Predicting Passenger Car Prices with Machine Learning Models

Ruslan Isaev; Burmachach Nuradilova; Gulnaz Gimaletdinova

doi:10.20944/preprints202412.0998.v1

Submitted:

11 December 2024

Posted:

11 December 2024

You are already at the latest version

Abstract

The car resale industry is broad and precise price forecast is essential for preventing customers from overpaying to resellers. Machine learning is currently the most effective forecasting tool, which is why three machine learning models—Random Forest, CatBoost Regressor, and Support Vector Machine (SVM)—were chosen to analyze car features such as model, mileage, and year, as well as additional attributes such as color, conditioner, and car body type extracted from car advertisement descriptions. The data for the prediction was collected from the website mashina.kg[1] using a web scraper implemented in the Python programming language. The performances of multiple models were then evaluated to determine which one best suited the available data set. As a result, the model CatBoost provides the most effective way for accurate car price predictions in Bishkek, with an accuracy of 86.05%, making it a helpful tool for both customers and financial institutions in making well-informed decisions regarding cars price.

Keywords:

Machine Learning

;

CatBoost Regressor

;

Random Forest

;

Support Vector Machine (SVM)

;

Price Forecasting

;

Automotive Market

;

Web Scraping

;

Feature Engineering

;

Categorical Variable Encoding

;

Regression Models

;

Bishkek Car Market

Subject:

Computer Science and Mathematics - Artificial Intelligence and Machine Learning

1. Introduction

Cars are nearly everywhere nowadays, and almost all families possess at least one. Such extensive car ownership, along with a number of customer motives, has resulted in the formation of a very dynamic car resale industry. Cars are nearly everywhere nowadays, and almost all families possess at least one. Such extensive car ownership, coupled with various customer motives, has led to the formation of a highly dynamic car resale industry.
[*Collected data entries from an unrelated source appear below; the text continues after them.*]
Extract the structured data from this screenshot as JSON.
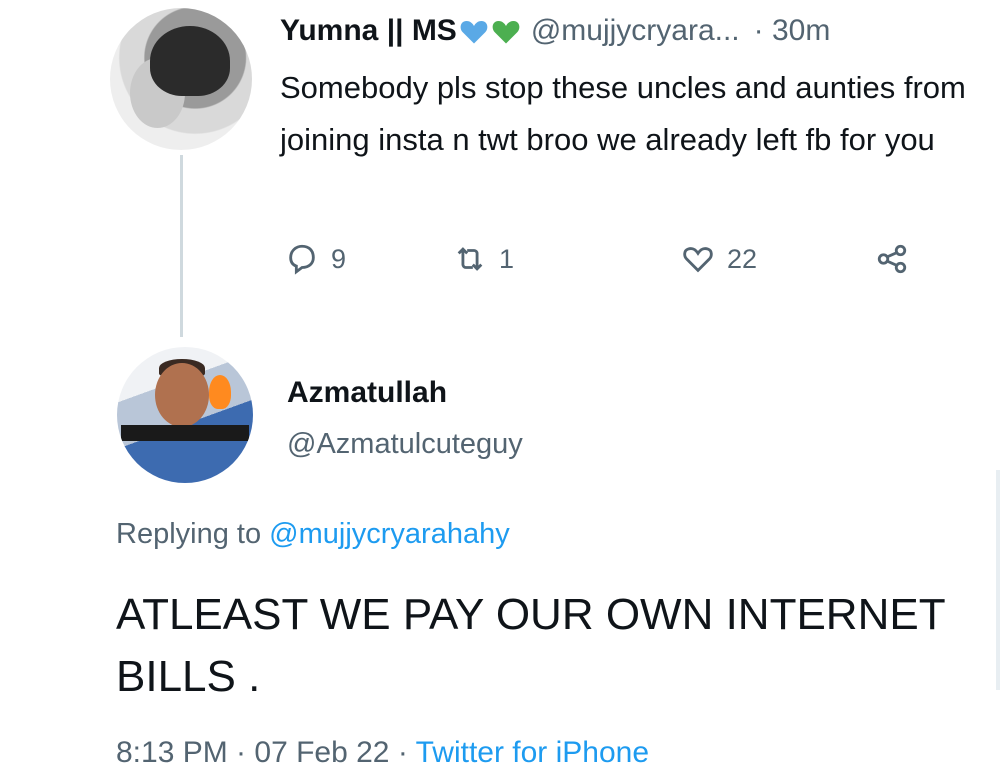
{
  "tweet": {
    "author_name": "Yumna || MS",
    "author_handle": "@mujjycryara...",
    "time": "· 30m",
    "text": "Somebody pls stop these uncles and aunties from joining insta n twt broo we already left fb for you",
    "heart_colors": [
      "#5aa9e6",
      "#4caf50"
    ],
    "actions": {
      "reply_icon": "comment-icon",
      "reply_count": "9",
      "retweet_icon": "retweet-icon",
      "retweet_count": "1",
      "like_icon": "heart-icon",
      "like_count": "22",
      "share_icon": "share-icon"
    }
  },
  "reply": {
    "author_name": "Azmatullah",
    "author_handle": "@Azmatulcuteguy",
    "replying_prefix": "Replying to",
    "replying_to": "@mujjycryarahahy",
    "text": "ATLEAST WE PAY OUR OWN INTERNET BILLS .",
    "timestamp": "8:13 PM · 07 Feb 22 ·",
    "source": "Twitter for iPhone"
  },
  "colors": {
    "secondary_text": "#536471",
    "link": "#1d9bf0"
  }
}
The used car resale industry in Bishkek, Kyrgyzstan, is part of a continuously evolving automotive scene. The car resale industry in Bishkek, Kyrgyzstan, is part of an ever-evolving automotive industry. According to the National Statistical Committee of the Kyrgyz Republic, by the end of 2023 there were about 1.1 million passenger cars in the country, which is 9.7% more than in 2021[Med24]. This growth is particularly noticeable in Bishkek, as well as in the Chui, Osh, and Jalal-Abad regions, indicating a stable and developing market where effective pricing strategies and value creation models can bring significant benefits to consumers. In light of these modifications, reliable, data-driven pricing estimates for passenger cars are even more important.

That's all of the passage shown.